眼下除了“沈紅衣”不是沈紅衣之外,他們沒有任何線索,甚至都不能確定墨燎口中的“西個人”、真的是他們以為的那西個人,這種題根本不可能……嗯?
“不可能”三個字一閃而過,陸九溟忽然冷靜下來。
就像他之前和顧西棠說的那樣,雖然墨燎喜歡作弄他們、為難他們,卻不會真的給出一道無解的題,這裡肯定還有其他線索,只是他們還沒發現。
“會是什麼呢?”
陸九溟閉上眼睛仔細回想,忽然感覺肩膀被人撞了一下。
“陸兄——”
顧西棠湊到陸九溟身邊,用指節在他腰間的儺面上扣出“砰砰”兩聲:“實在不行你看一眼呢?”
“沒用的。
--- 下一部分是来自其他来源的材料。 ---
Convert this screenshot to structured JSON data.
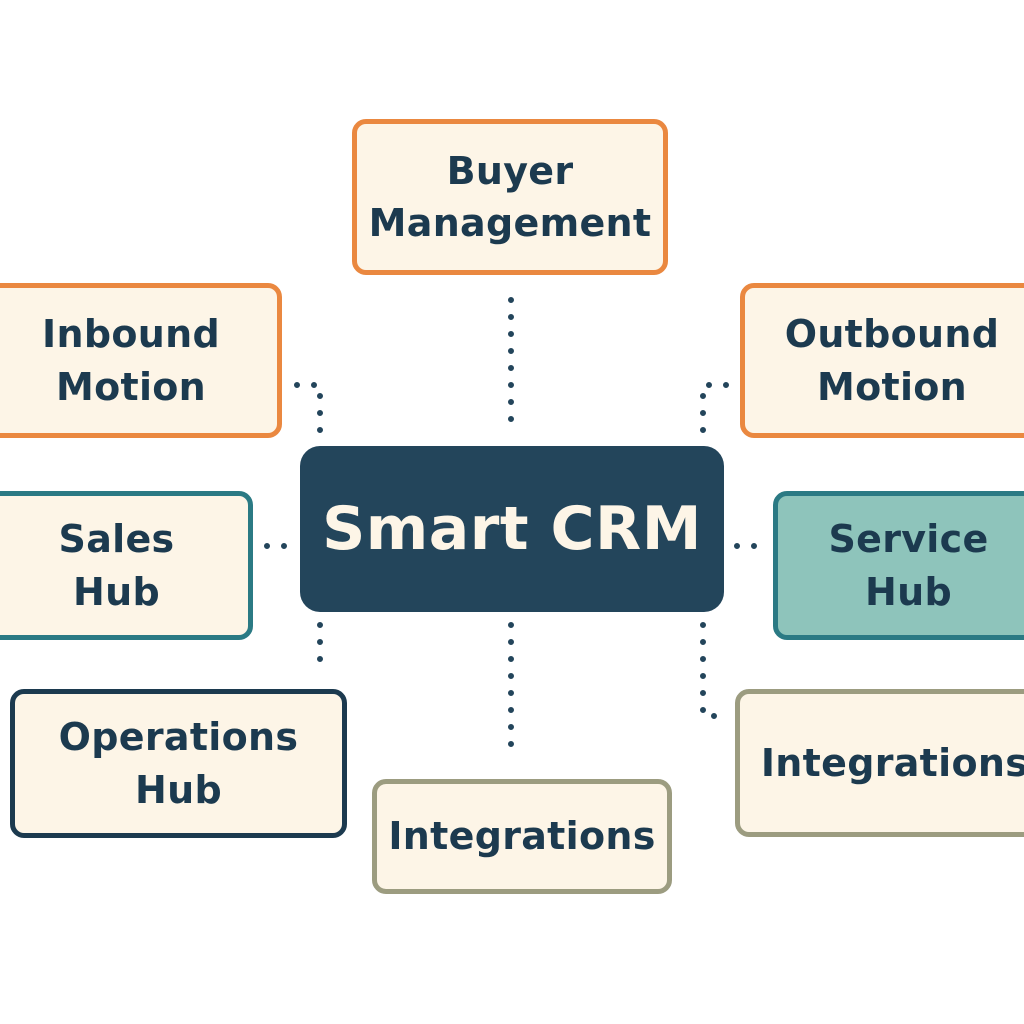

”
陸九溟閉著眼睛隨口回道:“墨燎長老給我們設下這個局,肯定要對我的儺面有所防備,他這次捏造的幻象和平日裡的不同,否則之前戴上儺面的時候,我就能看到那具光引化身的……”
“真身”兩個字剛到嘴邊,陸九溟忽然閃過一絲靈感,接著迅速睜眼抬手,依次指向蛇尾、蛇頭、“沈紅衣”和“唐照影”:“王知府、劉都頭、苗若蘭和沈長老!”
“時間到!”
墨燎忽然開口,“時間到”三個字幾乎和“沈長老”疊在一起,但陸九溟總歸是答完了。
一絲失落從墨燎的眼底深處閃過,但他臉上還是那副似笑非笑的表情:“說說看,你怎麼猜的?”
“我猜對了嗎?”
“先說。”
“我……行吧。”
陸九溟還想據理力爭一下,可看到墨燎的移魂又落了半寸,便立即選擇識時務者為俊傑。
“先說王知府和劉都頭——”
陸九溟抬手指了洞頂的蛇尾和血沼中的蛇頭:“他們二人雖然經驗豐富,可是自身的實力並不算強——比我強一點,但應該不是顧西棠的對手。”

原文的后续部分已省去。